Les jeunes frondeurs du parti au pouvoir maintiennent leur position, et mettent la pression sur le président de la République afin qu’il se penche sur leurs revendications. Contrarié par cette fronde, Alpha Condé entend se rabattre sur la coordination des sages du Manding, pour ramener ses militants à la raison.

Au moment où nous allions sous presse, des pourparlers avaient été engagés avec la bande des frondeurs du RPG-arc-en-ciel, en vue d’un dénouement de la crise qui secoue le parti au pouvoir depuis une dizaine de jours. Une crise née de la désaffection de la base à l’égard de la  direction du parti, incarnée par le président Alpha Condé. C’est le sentiment d’abandon au profit de militants de la 25ème heure qui se voient eux, récompensés, qui animeraient ces frondeurs. D’ailleurs Aboubacar Sidiki Camara, membre du collectif des jeunes cadres pour « la sauvegarde des acquis du RPG-Arc-en-ciel », dit à qui veut l’entendre qu’il n’est pas question que ‘’leurs bourreaux d’hier viennent occuper le devant de la scène au sein du gouvernement.’’ Allusion faite sans doute à la nomination de Bouréma Condé et Makalé Camara, respectivement ministres de l’Administration du territoire et de la décentralisation, et ministre des Affaires étrangères et des Guinéens de l’étranger.

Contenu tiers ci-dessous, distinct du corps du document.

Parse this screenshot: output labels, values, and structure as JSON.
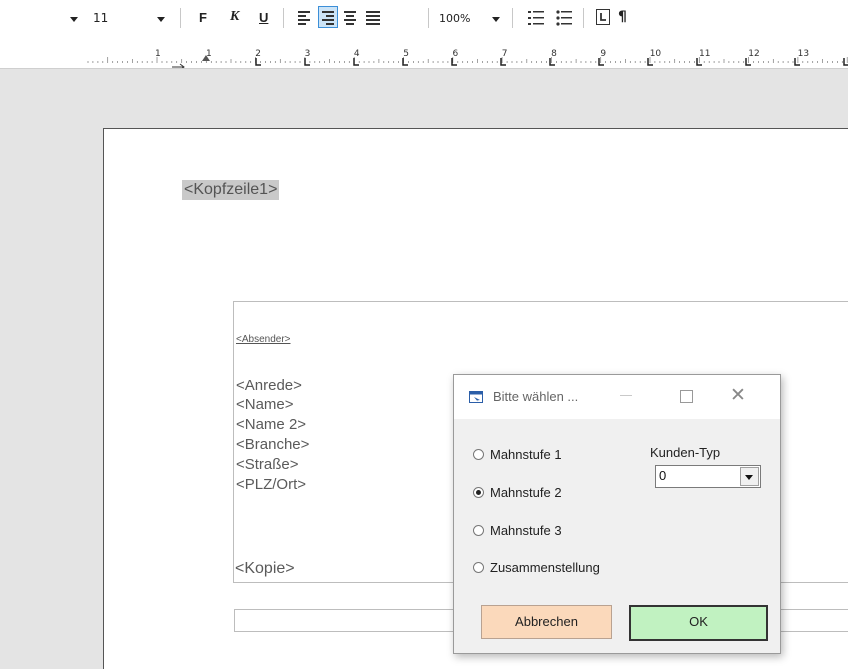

Pour ne citer que ces deux cadres, qui symbolisent à eux seuls, la « haine » à l’égard des membres du RPG. Car sous la deuxième république, ils nourrissaient une haine viscérale à l’endroit du leader Alpha Condé et ses militants. Ceux-ci faisaient fréquemment l’objet d’attaques physiques par les nervis du régime, qui s’en prenaient à eux pour leurs opinions. Voir aujourd’hui qu’on déroule le tapis  rouge à ces ‘’bourreaux’’ d’hier dans les hautes sphères de la république, est perçu donc comme de l’injustice voire de l’injure à l’endroit des militants de la première heure du RPG. Eux qui disent avoir souffert le martyre. Même s’il faut rappeler que ces jeunes qui s’agitent aujourd’hui n’ont qu’une vague réminiscence de ces événements qui se sont produits dans les années 90, notamment. C’est en ressassant leurs frustrations que ces militants ont tenu à se faire entendre, à travers cette fronde qui risque de porter un coup au RPG-arc-en-ciel. Elle pourrait surtout susciter la psychose chez ceux qui sont venus apporter du sang neuf au parti, dans le cadre de l’ouverture opérée par le chef de l’Etat. Car, c’est un secret de polichinelle de dire que le président doit son passage en force électorale en 2010, à ces alliés, qui l’avaient choisi au détriment de son challenger de l’époque, Cellou Dalein Diallo. Il va donc falloir faire attention, au niveau du parti au pouvoir, car une formation politique doit s’ouvrir, au risque de mourir.

Les frondeurs réclament des postes de décision eux aussi, se disant capables d’être à la hauteur. Ils exigent le principe de contradiction au sein du parti. Car le RPG-Arc-en-ciel serait géré de façon « despotique. »  Ils tiennent surtout à la tenue  du congrès du parti, afin de mettre en place des instances dirigeantes qui soient légitimes.

Dans ce bras de fer qui a éclaté au lendemain de la nomination du gouvernement, le chef de l’Etat aurait eu recours à la médiation des sages du manding, afin qu’ils puissent ramener les frondeurs à la raison.

Aux dernières nouvelles, un mémorandum a été produit par le collectif des frondeurs à l’attention du président.